Outdated Bolinders Lead to Disaster
Embarkation began in the evening of February 3 in Gelendzhik, which was ill equipped to handle an operation of this size. The units participating in the operation did not have an opportunity to practice embarkation and quickly fell behind schedule. Miraculously, at 1940 hours, only 30 minutes late, the first echelon of the landing force began to get underway. The sea conditions were not taken into account in planning, and minor swells further slowed the tempo of the operation.
It immediately became apparent that the bolinders, heavily loaded with tanks, were creeping along at a much slower speed than was planned. Bolinders, even in their prime, were designed for in-shore work and they were completely inadequate to cross the open waters of the Tsemess Bay. The timetable began to fall further and further back. It was soon determined that the ground assault force was going to be one and a half hours behind schedule.
This meant that the assault troops would hit the beach well after the scheduled air and naval strikes and diversionary landing took place. Realizing that this meant the failure of the whole operation, the first wave commander, Captain 1st Rank (Captain) N.E. Basisty, requested that the operation commander, Vice Admiral Oktyabrsky, delay the diversionary landings and fire support by 90 minutes. Extreme inflexibility in decision-making and the strictest adherence to plans had plagued the upper echelons of the Soviet command throughout the war, so it is of little surprise that Oktyabrsky denied the request.
Heavy naval bombardment and air strikes began at 0045 and lasted over two hours. For the first time in naval warfare, several vessels had “Katyusha” multiple rocket launchers mounted on them. The naval bombardment was largely ineffective due to a lack of fire correction. It did succeed, however, in alerting the German and Romanian defenses.
Waiting German and Romanian Defenders Rip into the Soviet Attack
In the weeks preceding the operation, numerous reconnaissance parties had landed on the beach. They had been spotted by the Germans and Romanians and the defenders were prepared for a possible amphibious landing.
At 0335 on February 4, six cutters packed with 300 naval infantrymen darted toward the Axis-occupied shore. The defenses came alive. The bulk of the defenders on this stretch of the shoreline were from the Romanian 10th Infantry Division. The Germans were represented in small but effective numbers of specialist troops, mainly field and antiaircraft artillery batteries and searchlight crews. Well-manned searchlights reached out and found the advancing Soviet craft, which immediately came under heavy artillery, mortar, and machine-gun fire.
Two cutters were hit right away and one of them, SKA-051, exploded. The resulting losses cut the assault force by a third, with only 200 out of 300 men actually landing. The loss of SKA-051 was doubly significant because the commander of this spearhead force, Captain 3rd Rank (Lieutenant Commander) A.P. Ivanov, was killed, leaving the troops without effective command and control.
Since Ivanov was dead, there was no one to give the bolinders the signal to advance closer to the shore.

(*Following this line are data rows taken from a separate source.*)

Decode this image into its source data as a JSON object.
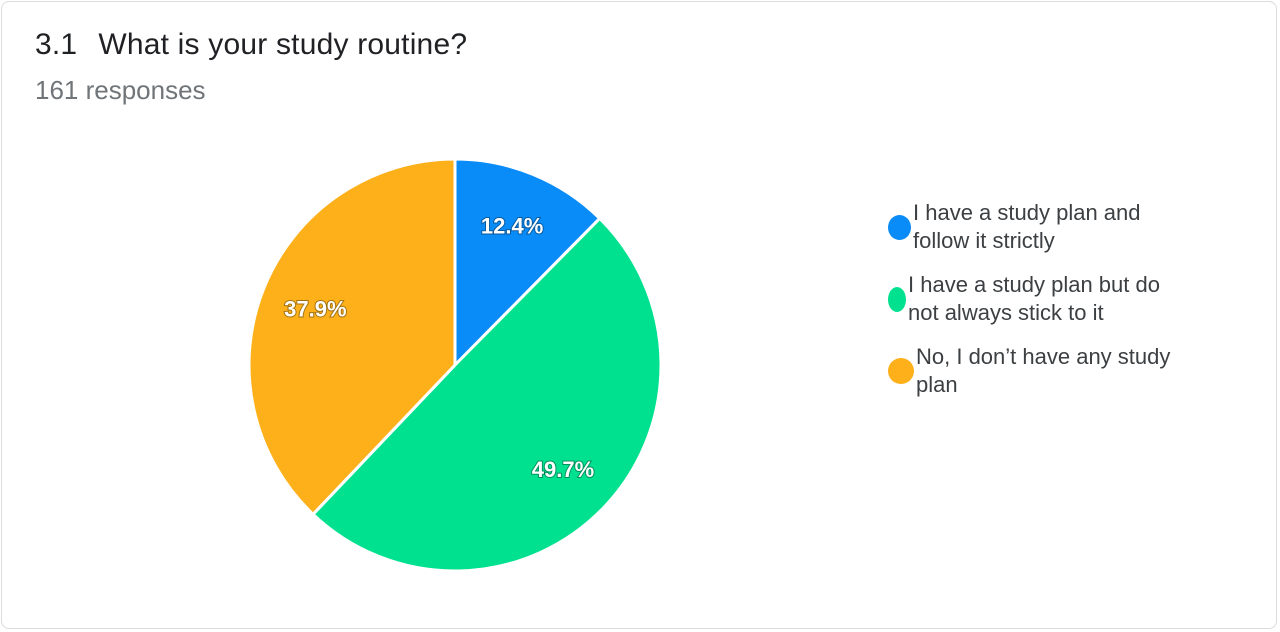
{
  "header": {
    "question_number": "3.1",
    "question_text": "What is your study routine?",
    "responses": "161 responses"
  },
  "colors": {
    "blue": "#0a8cf8",
    "green": "#00e190",
    "orange": "#fdb01a"
  },
  "chart_data": {
    "type": "pie",
    "title": "What is your study routine?",
    "legend_position": "right",
    "slices": [
      {
        "name": "I have a study plan and follow it strictly",
        "value": 12.4,
        "label": "12.4%",
        "color": "#0a8cf8"
      },
      {
        "name": "I have a study plan but do not always stick to it",
        "value": 49.7,
        "label": "49.7%",
        "color": "#00e190"
      },
      {
        "name": "No, I don’t have any study plan",
        "value": 37.9,
        "label": "37.9%",
        "color": "#fdb01a"
      }
    ]
  }
}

Roughly half an hour after the landing began, the surviving naval infantrymen still were not able to suppress the German and Romanian fire. Their foothold on the beach was very tenuous. It is unknown who gave the bolinders the command to move in, but they began to creep forward. These vulnerable landing craft loaded with tanks represented a gunner’s dream: slow, fat targets. The German searchlights easily spotted the approaching bolinders.
Immediately, the bolinders came under fire. The very first hits on Bolinder No. 2 and its tugboat Gelendzhik caused serious damage and set the vessels on fire. Still over 200 meters away from the shore, both vessels began to sink. The 350 men on board—naval infantrymen and tank and vessel crews—were forced to jump into the freezing water and swim ashore under fire. All 10 tanks on board, a third of the total armored force, were lost.